- Native name: Fusillade de Roye
- Location: 49°41′53″N 2°47′33″E﻿ / ﻿49.6981°N 2.7924°E Roye, Somme, Picardy, France
- Date: 25 August 2015 4:30 p.m. (UTC+2)
- Attack type: Mass shooting
- Weapon: 12-gauge Beretta semi-automatic shotgun
- Deaths: 4
- Injured: 2
- Perpetrator: Marcel Ruffet
- Motive: Antiziganism, personal dispute
- Convictions: Murder; Attempted murder;

= 2015 Roye shooting =

Mass shooting in Roye, Somme, France

The 2015 Roye shooting took place at 4.30 pm in a Roma camp in Roye (Somme, Picardy, France) on Tuesday, 25 August 2015 and saw the death of 4 people; a gendarme and three people from the same family, in addition to the serious wounding of a three-year-old child. The perpetrator, 73-year-old Marcel Ruffet, was shot and injured by the police as they carried out an arrest, and was later sentenced to 30 years imprisonment for multiple counts of murder and attempted murder. Ruffet expressed no regret for committing the shooting, citing hatred of Romanis.

== Shooting ==
At 4:30 p.m. on Tuesday, 25 August 2015, Marcel Ruffet, a 73-year-old, opened fire in a Roma camp in Roye, killing three (a six-month-old baby, his mother and his father), and also seriously wounding a three-year-old child. According to ballistics experts, he entered the caravan and shot at the children from a distance of less than three meters, shooting the baby in its cot.

The gendarmerie were dispactched in response to the shooting, and Ruffet returned fire. One of the gendarmerie, Laurent Pruvot, was shot and died instantly. Another officer was wounded. Police shot and injured Ruffet as they carried out his arrest. He was drunk at the time of the shooting. Those injured were all taken to the Amiens University Hospital by helicopter.

Ruffet was an alcoholic whose family had left him due to his aggression. A semi-automatic Beretta 12mm hunting rifle was used in the shooting. It is unknown how the weapon was obtained.

== Aftermath ==
Bernard Cazeneuve, then Minister of the Interior of France, denounced the shooting as "violence in its most barbaric form".

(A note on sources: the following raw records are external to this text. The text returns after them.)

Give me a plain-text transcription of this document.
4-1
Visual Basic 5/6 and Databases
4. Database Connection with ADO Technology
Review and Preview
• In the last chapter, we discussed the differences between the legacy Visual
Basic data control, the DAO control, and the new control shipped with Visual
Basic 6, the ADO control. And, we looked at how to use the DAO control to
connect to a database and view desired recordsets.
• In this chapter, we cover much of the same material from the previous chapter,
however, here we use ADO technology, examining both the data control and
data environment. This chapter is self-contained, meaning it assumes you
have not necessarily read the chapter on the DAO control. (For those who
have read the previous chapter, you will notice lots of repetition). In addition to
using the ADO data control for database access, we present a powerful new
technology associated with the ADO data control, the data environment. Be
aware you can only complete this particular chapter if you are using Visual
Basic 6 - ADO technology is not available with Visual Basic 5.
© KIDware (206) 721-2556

Ruffet was charged 28 August with murder and attempted murder. He was transferred to a prison where he continued to receive medical treatment for his injuries. He declined to speak when he appeared before the magistrate and initially refused to be assisted by a lawyer.

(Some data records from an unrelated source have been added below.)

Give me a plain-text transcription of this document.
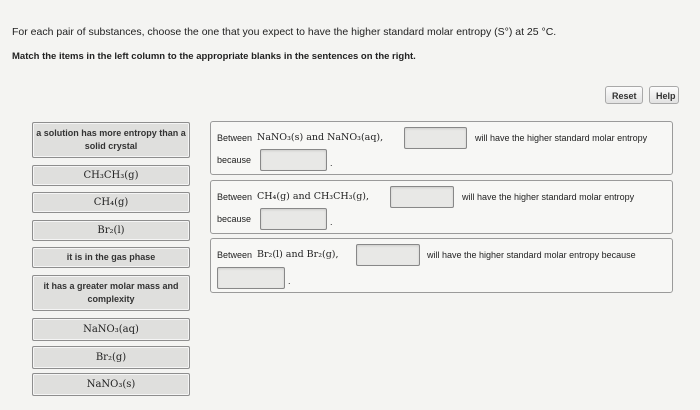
For each pair of substances, choose the one that you expect to have the higher standard molar entropy (S°) at 25 °C.
Match the items in the left column to the appropriate blanks in the sentences on the right.
Reset	Help
a solution has more entropy than a solid crystal
CH₃CH₃(g)
CH₄(g)
Br₂(l)
it is in the gas phase
it has a greater molar mass and complexity
NaNO₃(aq)
Br₂(g)
NaNO₃(s)
Between NaNO₃(s) and NaNO₃(aq),	will have the higher standard molar entropy
because	.
Between CH₄(g) and CH₃CH₃(g),	will have the higher standard molar entropy
because	.
Between Br₂(l) and Br₂(g),	will have the higher standard molar entropy because
.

Ruffet was sentenced to 30 years imprisonment for multiple counts of murder and attempted murder. He expressed no regret for committing the shooting, citing hatred of Romanis, though he did express regret at the killing of the gendarme. In court, Ruffet insulted the families of his victims, saying that he wished he had shot more.

A few days after the shooting, protestors blocked a freeway over whether one of the sons of the victims, who was in prison, would be allowed to attend the funeral. The protestors were each sentenced to between four and 16 months in prison in February 2016.

The traveller camp was abandoned after the shooting. In 2019, Roye community delegates voted to shutter the site and construct a new area. The current area would be replaced by a police dog training facility.